Table concepts

A table is a database object that stores the data. It is analogous to a SQL table, although the data is stored much differently in Apache Cassandra®. Tables can be created, modified, or dropped at runtime without blocking updates or queries.

Tables are defined as rows of columns. Each column has a required unique data type defined at table creation. Rows are defined by the choice of which column or columns are defined as the primary key of the table. Data is stored in a cell, which is the intersection of a row and column. For more information about these concepts, see Apache Cassandra® structure.

Column characteristics

Column definition comprises one part of table definition. The columns are defined in a comma-delimited list of <column-name> <data-type> pairs. A common column definition is:

username text,

Data types

Most data types are straightforward in definition, and are similar to the common data types in other languages.

General data type

CQL data types

Characters

ascii, text, or varchar

Integers

int, tinyint, smallint, bigint, or varint

Vectors

Array type of float32

Decimals

decimal, float, double

Date and time

date, DateRangeType, duration, time, timestamp

Unique identifiers

uuid, timeuuid

Specialized

blob, boolean, counter

Geospatial

PointType, LineStringType, PolygonType

Collections - frozen or non-frozen

list, set, map

Other

user-defined type (UDT), tuple

See the data type reference for more detailed information.

Primary Key

The other part of a table definition that must be included is the primary key. The primary key is a unique identifier for each row in the table.
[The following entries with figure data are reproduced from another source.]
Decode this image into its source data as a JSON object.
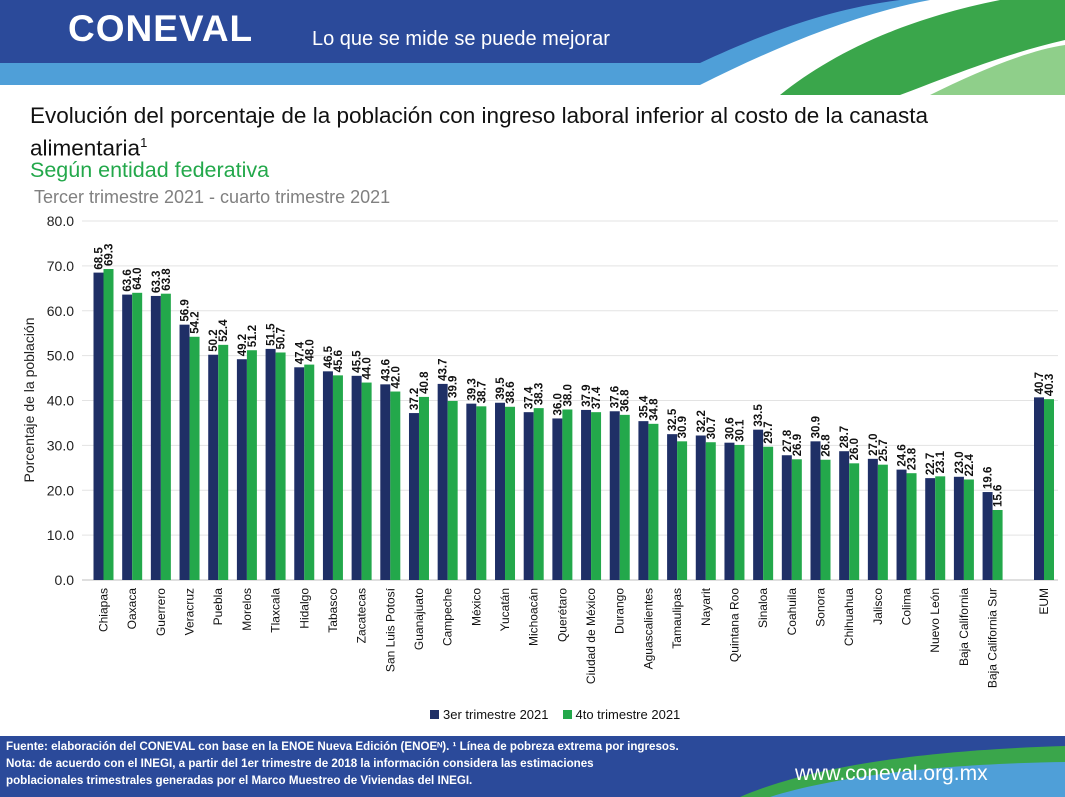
{
  "header": {
    "logo_text": "CONEVAL",
    "slogan": "Lo que se mide se puede mejorar"
  },
  "title": {
    "main": "Evolución del porcentaje de la población con ingreso laboral inferior al costo de la canasta alimentaria",
    "footnote_mark": "1",
    "subtitle": "Según entidad federativa",
    "period": "Tercer trimestre 2021 - cuarto trimestre 2021"
  },
  "colors": {
    "series1": "#1f2f66",
    "series2": "#23a84b",
    "header_blue": "#2b4a9a",
    "header_light": "#4f9fd8",
    "header_green": "#3aa64b",
    "title_green": "#23a84b"
  },
  "chart_data": {
    "type": "bar",
    "ylabel": "Porcentaje de la población",
    "ylim": [
      0,
      80
    ],
    "yticks": [
      "0.0",
      "10.0",
      "20.0",
      "30.0",
      "40.0",
      "50.0",
      "60.0",
      "70.0",
      "80.0"
    ],
    "grid": true,
    "legend_position": "bottom",
    "categories": [
      "Chiapas",
      "Oaxaca",
      "Guerrero",
      "Veracruz",
      "Puebla",
      "Morelos",
      "Tlaxcala",
      "Hidalgo",
      "Tabasco",
      "Zacatecas",
      "San Luis Potosí",
      "Guanajuato",
      "Campeche",
      "México",
      "Yucatán",
      "Michoacán",
      "Querétaro",
      "Ciudad de México",
      "Durango",
      "Aguascalientes",
      "Tamaulipas",
      "Nayarit",
      "Quintana Roo",
      "Sinaloa",
      "Coahuila",
      "Sonora",
      "Chihuahua",
      "Jalisco",
      "Colima",
      "Nuevo León",
      "Baja California",
      "Baja California Sur",
      "EUM"
    ],
    "series": [
      {
        "name": "3er trimestre 2021",
        "values": [
          68.5,
          63.6,
          63.3,
          56.9,
          50.2,
          49.2,
          51.5,
          47.4,
          46.5,
          45.5,
          43.6,
          37.2,
          43.7,
          39.3,
          39.5,
          37.4,
          36.0,
          37.9,
          37.6,
          35.4,
          32.5,
          32.2,
          30.6,
          33.5,
          27.8,
          30.9,
          28.7,
          27.0,
          24.6,
          22.7,
          23.0,
          19.6,
          40.7
        ],
        "labels": [
          "68.5",
          "63.6",
          "63.3",
          "56.9",
          "50.2",
          "49.2",
          "51.5",
          "47.4",
          "46.5",
          "45.5",
          "43.6",
          "37.2",
          "43.7",
          "39.3",
          "39.5",
          "37.4",
          "36.0",
          "37.9",
          "37.6",
          "35.4",
          "32.5",
          "32.2",
          "30.6",
          "33.5",
          "27.8",
          "30.9",
          "28.7",
          "27.0",
          "24.6",
          "22.7",
          "23.0",
          "19.6",
          "40.7"
        ]
      },
      {
        "name": "4to trimestre 2021",
        "values": [
          69.3,
          64.0,
          63.8,
          54.2,
          52.4,
          51.2,
          50.7,
          48.0,
          45.6,
          44.0,
          42.0,
          40.8,
          39.9,
          38.7,
          38.6,
          38.3,
          38.0,
          37.4,
          36.8,
          34.8,
          30.9,
          30.7,
          30.1,
          29.7,
          26.9,
          26.8,
          26.0,
          25.7,
          23.8,
          23.1,
          22.4,
          15.6,
          40.3
        ],
        "labels": [
          "69.3",
          "64.0",
          "63.8",
          "54.2",
          "52.4",
          "51.2",
          "50.7",
          "48.0",
          "45.6",
          "44.0",
          "42.0",
          "40.8",
          "39.9",
          "38.7",
          "38.6",
          "38.3",
          "38.0",
          "37.4",
          "36.8",
          "34.8",
          "30.9",
          "30.7",
          "30.1",
          "29.7",
          "26.9",
          "26.8",
          "26.0",
          "25.7",
          "23.8",
          "23.1",
          "22.4",
          "15.6",
          "40.3"
        ]
      }
    ]
  },
  "footer": {
    "note1": "Fuente: elaboración del CONEVAL con base en la ENOE Nueva Edición (ENOEᴺ). ¹ Línea de pobreza extrema por ingresos.",
    "note2": "Nota: de acuerdo con el INEGI, a partir del 1er trimestre de 2018 la información considera las estimaciones",
    "note3": "poblacionales trimestrales generadas por el Marco Muestreo de Viviendas del INEGI.",
    "website": "www.coneval.org.mx"
  }
}
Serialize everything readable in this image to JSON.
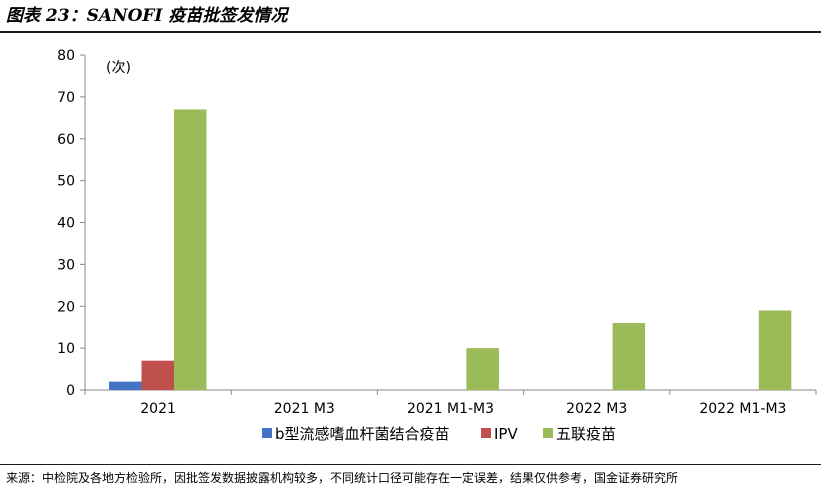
{
  "header": {
    "title": "图表 23：SANOFI 疫苗批签发情况"
  },
  "footer": {
    "source": "来源：中检院及各地方检验所，因批签发数据披露机构较多，不同统计口径可能存在一定误差，结果仅供参考，国金证券研究所"
  },
  "chart_data": {
    "type": "bar",
    "unit_label": "(次)",
    "categories": [
      "2021",
      "2021 M3",
      "2021 M1-M3",
      "2022 M3",
      "2022 M1-M3"
    ],
    "series": [
      {
        "name": "b型流感嗜血杆菌结合疫苗",
        "color": "#4472C4",
        "values": [
          2,
          0,
          0,
          0,
          0
        ]
      },
      {
        "name": "IPV",
        "color": "#C0504D",
        "values": [
          7,
          0,
          0,
          0,
          0
        ]
      },
      {
        "name": "五联疫苗",
        "color": "#9BBB59",
        "values": [
          67,
          0,
          10,
          16,
          19
        ]
      }
    ],
    "ylim": [
      0,
      80
    ],
    "yticks": [
      0,
      10,
      20,
      30,
      40,
      50,
      60,
      70,
      80
    ],
    "grid": false,
    "legend_position": "bottom"
  }
}
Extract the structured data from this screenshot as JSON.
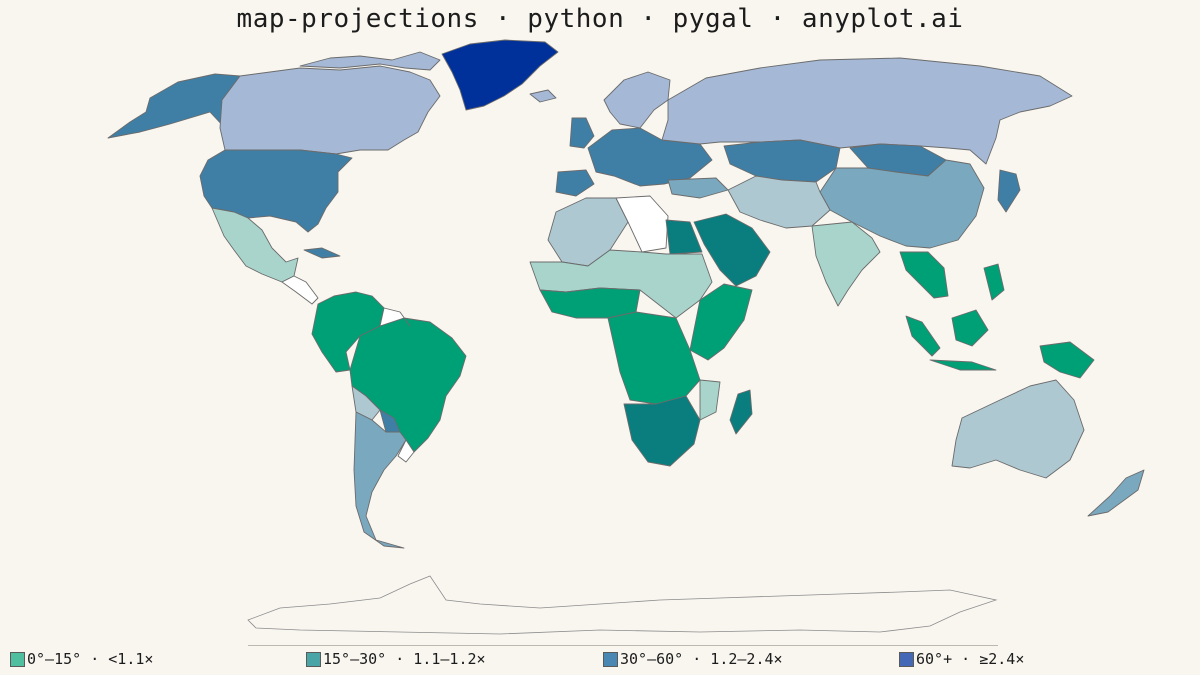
{
  "title": "map-projections · python · pygal · anyplot.ai",
  "colors": {
    "background": "#f9f6f0",
    "border": "#6b6b6b",
    "no_data": "#ffffff",
    "bin_0_15": "#00a076",
    "bin_15_30": "#0a7e7e",
    "bin_30_60": "#3f7fa6",
    "bin_60_plus": "#00309a",
    "tint_green": "#a8d4cc",
    "tint_blue": "#a5b8d5",
    "tint_grey": "#aec8d2",
    "tint_mid": "#7aa8bf"
  },
  "legend": {
    "items": [
      {
        "label": "0°–15° · <1.1×",
        "color": "#4fbf9f"
      },
      {
        "label": "15°–30° · 1.1–1.2×",
        "color": "#4aa6a6"
      },
      {
        "label": "30°–60° · 1.2–2.4×",
        "color": "#4b87b3"
      },
      {
        "label": "60°+ · ≥2.4×",
        "color": "#4468b5"
      }
    ]
  }
}
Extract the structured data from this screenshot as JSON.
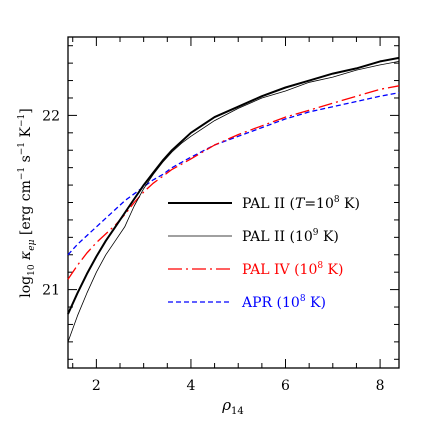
{
  "chart_data": {
    "type": "line",
    "xlabel": "ρ",
    "xlabel_sub": "14",
    "ylabel_parts": {
      "log": "log",
      "log_sub": "10",
      "kappa": "κ",
      "kappa_sub": "eμ",
      "units": "[erg cm",
      "exp1": "−1",
      "s": " s",
      "exp2": "−1",
      "K": " K",
      "exp3": "−1",
      "close": "]"
    },
    "xlim": [
      1.4,
      8.4
    ],
    "ylim": [
      20.55,
      22.45
    ],
    "x_major_ticks": [
      2,
      4,
      6,
      8
    ],
    "x_tick_labels": [
      "2",
      "4",
      "6",
      "8"
    ],
    "y_major_ticks": [
      21,
      22
    ],
    "y_tick_labels": [
      "21",
      "22"
    ],
    "legend_position": "center-right",
    "series": [
      {
        "name": "PAL II (T=10⁸ K)",
        "legend_parts": {
          "pre": "PAL II (",
          "T": "T",
          "mid": "=10",
          "sup": "8",
          "post": " K)"
        },
        "color": "#000000",
        "style": "solid-thick",
        "x": [
          1.4,
          1.6,
          1.8,
          2.0,
          2.2,
          2.4,
          2.6,
          2.8,
          3.0,
          3.2,
          3.4,
          3.6,
          3.8,
          4.0,
          4.5,
          5.0,
          5.5,
          6.0,
          6.5,
          7.0,
          7.5,
          8.0,
          8.4
        ],
        "y": [
          20.86,
          20.98,
          21.09,
          21.19,
          21.28,
          21.36,
          21.44,
          21.52,
          21.6,
          21.67,
          21.74,
          21.8,
          21.85,
          21.9,
          21.99,
          22.05,
          22.11,
          22.16,
          22.2,
          22.24,
          22.27,
          22.31,
          22.33
        ]
      },
      {
        "name": "PAL II (10⁹ K)",
        "legend_parts": {
          "pre": "PAL II (10",
          "sup": "9",
          "post": " K)"
        },
        "color": "#000000",
        "style": "solid-thin",
        "x": [
          1.4,
          1.6,
          1.8,
          2.0,
          2.2,
          2.4,
          2.6,
          2.8,
          3.0,
          3.2,
          3.4,
          3.6,
          3.8,
          4.0,
          4.5,
          5.0,
          5.5,
          6.0,
          6.5,
          7.0,
          7.5,
          8.0,
          8.4
        ],
        "y": [
          20.7,
          20.85,
          20.98,
          21.1,
          21.2,
          21.28,
          21.36,
          21.48,
          21.58,
          21.66,
          21.73,
          21.79,
          21.84,
          21.88,
          21.97,
          22.04,
          22.1,
          22.14,
          22.19,
          22.22,
          22.26,
          22.29,
          22.31
        ]
      },
      {
        "name": "PAL IV (10⁸ K)",
        "legend_parts": {
          "pre": "PAL IV (10",
          "sup": "8",
          "post": " K)"
        },
        "color": "#ff0000",
        "style": "long-dash-dot",
        "x": [
          1.4,
          1.6,
          1.8,
          2.0,
          2.2,
          2.4,
          2.6,
          2.8,
          3.0,
          3.2,
          3.4,
          3.6,
          3.8,
          4.0,
          4.5,
          5.0,
          5.5,
          6.0,
          6.5,
          7.0,
          7.5,
          8.0,
          8.4
        ],
        "y": [
          21.06,
          21.14,
          21.21,
          21.27,
          21.32,
          21.37,
          21.43,
          21.5,
          21.56,
          21.61,
          21.65,
          21.69,
          21.72,
          21.75,
          21.83,
          21.89,
          21.94,
          21.99,
          22.03,
          22.07,
          22.11,
          22.15,
          22.17
        ]
      },
      {
        "name": "APR (10⁸ K)",
        "legend_parts": {
          "pre": "APR (10",
          "sup": "8",
          "post": " K)"
        },
        "color": "#0000ff",
        "style": "short-dash",
        "x": [
          1.4,
          1.6,
          1.8,
          2.0,
          2.2,
          2.4,
          2.6,
          2.8,
          3.0,
          3.2,
          3.4,
          3.6,
          3.8,
          4.0,
          4.5,
          5.0,
          5.5,
          6.0,
          6.5,
          7.0,
          7.5,
          8.0,
          8.4
        ],
        "y": [
          21.2,
          21.26,
          21.31,
          21.36,
          21.41,
          21.46,
          21.51,
          21.55,
          21.59,
          21.63,
          21.66,
          21.7,
          21.73,
          21.76,
          21.83,
          21.88,
          21.93,
          21.98,
          22.02,
          22.05,
          22.08,
          22.11,
          22.13
        ]
      }
    ]
  }
}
It can be a single column or a composite of multiple columns.

If a single column is required, it can be declared as part of a table column definition:

username text PRIMARY KEY,

If multiple columns are required, the definition can be near the end of the table creation command with the PRIMARY KEY command, defining the columns in parentheses:

PRIMARY KEY (username, age)

A primary key in Cassandra consists of one or more partition keys and zero or more clustering column components. The order of these components in the definition always puts the partition key first and then the clustering column or columns.

The primary key is defined when the table is created and cannot be altered. If you must change the primary key, you’ll need create a new table schema and write the existing data to the new table.

The definition of a table’s primary key is critical. Carefully model how data in a table will be inserted and retrieved before choosing which columns to define in the primary key. When selecting the table’s primary key, consider:

the size of the partitions
the order of the data within partitions
the distribution of the partitions among the nodes of the cluster
the fact that a primary key cannot have a NULL value

Partition key

Cassandra is a partition row store, so the first element of the primary key, the partition key, specifies which node in the Cassandra cluster will replicate a particular table row. Thus, the primary key identifies the location and order of stored data.

At the minimum, the primary key must consist of a partition key. One or more columns are used to define a partition key. If one column, such as age is defined as the partition key, then all 35 year olds will be sorted into the same storage location.

In contrast to a simple partition key, a composite partition key uses two or more columns to identify where data resides. If more than one column is specified, the composite partition key splits a dataset so that related data is stored on separate partitions.

Importance of the partition key

Data is retrieved using the partition key. Keep in mind that to retrieve data from the table, values for all columns defined in the partition key have to be supplied unless an index is created.

The database stores an entire row of data on a node by partition key. If there is too much data in a single partition and data needs to be spread among multiple nodes, use a composite partition key. Using more than one column for the partition key breaks the data into chunks, or buckets. These columns form logical sets inside a partition to facilitate retrieval. The data is still grouped, but in smaller chunks.

This method can be effective if a cluster experiences hotspotting, or congestion in writing data to one node repeatedly, because a partition is heavily writing. Cassandra is often used for time series data, and hotspotting can be a real issue.

For example, if you want to sort data by both age and name, specifying both columns as part of the partition key will store rows that store all the 35 year old Janes into a similar storage location, whether they live in Seattle, Chicago, or Boston.

Clustering column

The second part of a primary key is optional, and consists of one or more clustering columns.

Clustering columns order the data so that multiple rows within a single partition are clustered in a defined order. The clustering columns do not dictate the storage location of the data, only the order of the data within a partition. However, this feature can be very useful, for example, if the data stores time sequences, or groups of network equipment by region.

The clustering column cannot be the first column declared in the key definition because the partition key must be defined first.

If a clustering column is specified in the primary key, the primary key is considered a compound primary key. The table is comprised of multi-row partitions.

Importance of clustering columns

Using a compound primary key creates a table that can be queried to return sorted results. If the pro cycling example was designed for a relational database, a cyclists table would be created with a foreign key to JOIN with the races table when querying. In Cassandra, the data is denormalized because joins are not performant in a distributed system.

Grouping data in tables using a clustering column or columns is analogous to JOINs in a relational database, but clustering columns are much more performant because only one table is accessed. On a physical node, when rows for a partition key are stored in order based on the clustering columns, retrieval of rows is very efficient.